Neustart verlangt den Kitas viel ab

Kinderbetreuung Johanniter sind gut gerüstet - Aber Personalsorgen treten an den Tag

Waschleithe. 

Waschleithe. Wie in vielen Einrichtungen herrschte in dieser Woche in der Kindertagesstätte "Am Birkenwäldchen" in Waschleithe noch die Ruhe vor dem Sturm. Nur wenige Kinder kamen in den Genuss der sogenannten Notbetreuung. Am Montag wird sich das massiv ändern - mehr als 40 Mädchen und Jungen werden in den Räumen spielen und toben. "Waschleithe ist mit 44 Kindern derzeit unsere kleinste Einrichtung", sagt Andrea Weiß, bei der Johanniter Unfallhilfe Bereichsleiterin für Kinder und Jugendarbeit.

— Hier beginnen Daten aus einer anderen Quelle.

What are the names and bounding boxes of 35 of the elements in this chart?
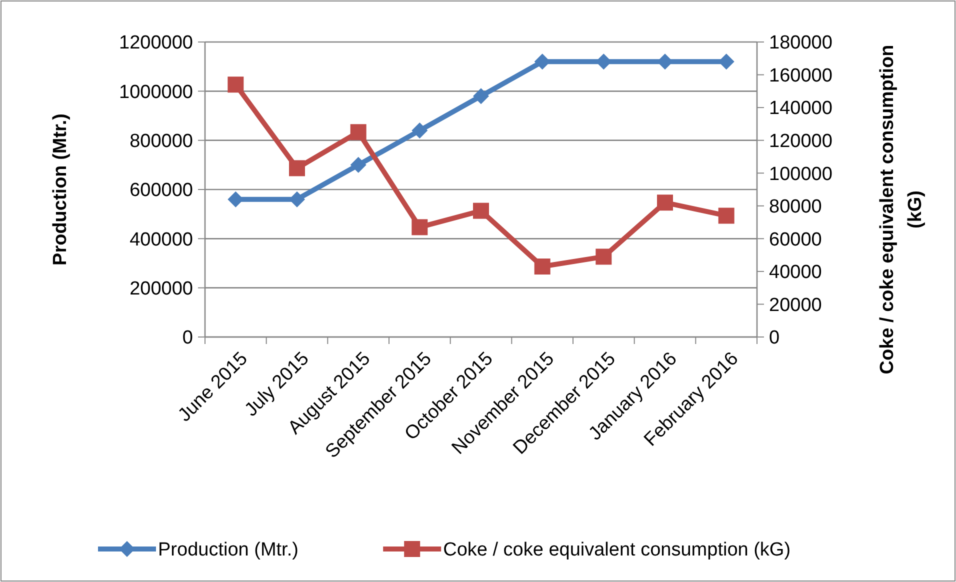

Unterschiedliche Räume und Kinderzahlen

Insgesamt gehören 21 solcher Einrichtungen im Erzgebirgskreis zu den Johannitern. "260 Kinder werden in unserer größten Einrichtung in Zschorlau betreut", sagt Weiß und macht damit ein erstes gravierendes Problem deutlich. Jede Kindertagesstätte benötigt zwingend ein eigenes Sicherheits- und Hygienekonzept, das die Vorgaben der sächsischen Landesregierung umsetzt. Räume, Personal und Kinderzahl seien unterschiedlich und damit könnte man kein einheitliches Konzept den Einrichtungen überstülpen. In Waschleithe wird es beispielsweise ab Montag nur noch zwei Gruppen geben, die jeweils von drei Erzieherinnen betreut werden. "Irgendwo muss man Abstriche machen. Uns fehlt in den Einrichtungen das Personal für kleine Gruppen", erklärt Andrea Weiß.

Schriftliche Bestätigung der Gesundheit notwendig

Neu ist dieses Problem nicht, schon vor Corona war der Mangel deutlich, jetzt aber kommt er so richtig zum Tragen. Um den Eltern entgegenzukommen und ihnen einen zeitlich-normalen Arbeitsalltag zu ermöglichen, sind die meisten Johanniter Kindertagesstätten acht Stunden geöffnet. In Waschleithe geht es 6.30 los. 15.30 Uhr muss das letzte Kind abgeholt sein. Strikt werde auch darauf geachtet, dass immer nur ein Elternteil die Einrichtung betritt und dass jeder schriftlich bestätigt, dass Kind und alle Familienmitglieder gesund sind.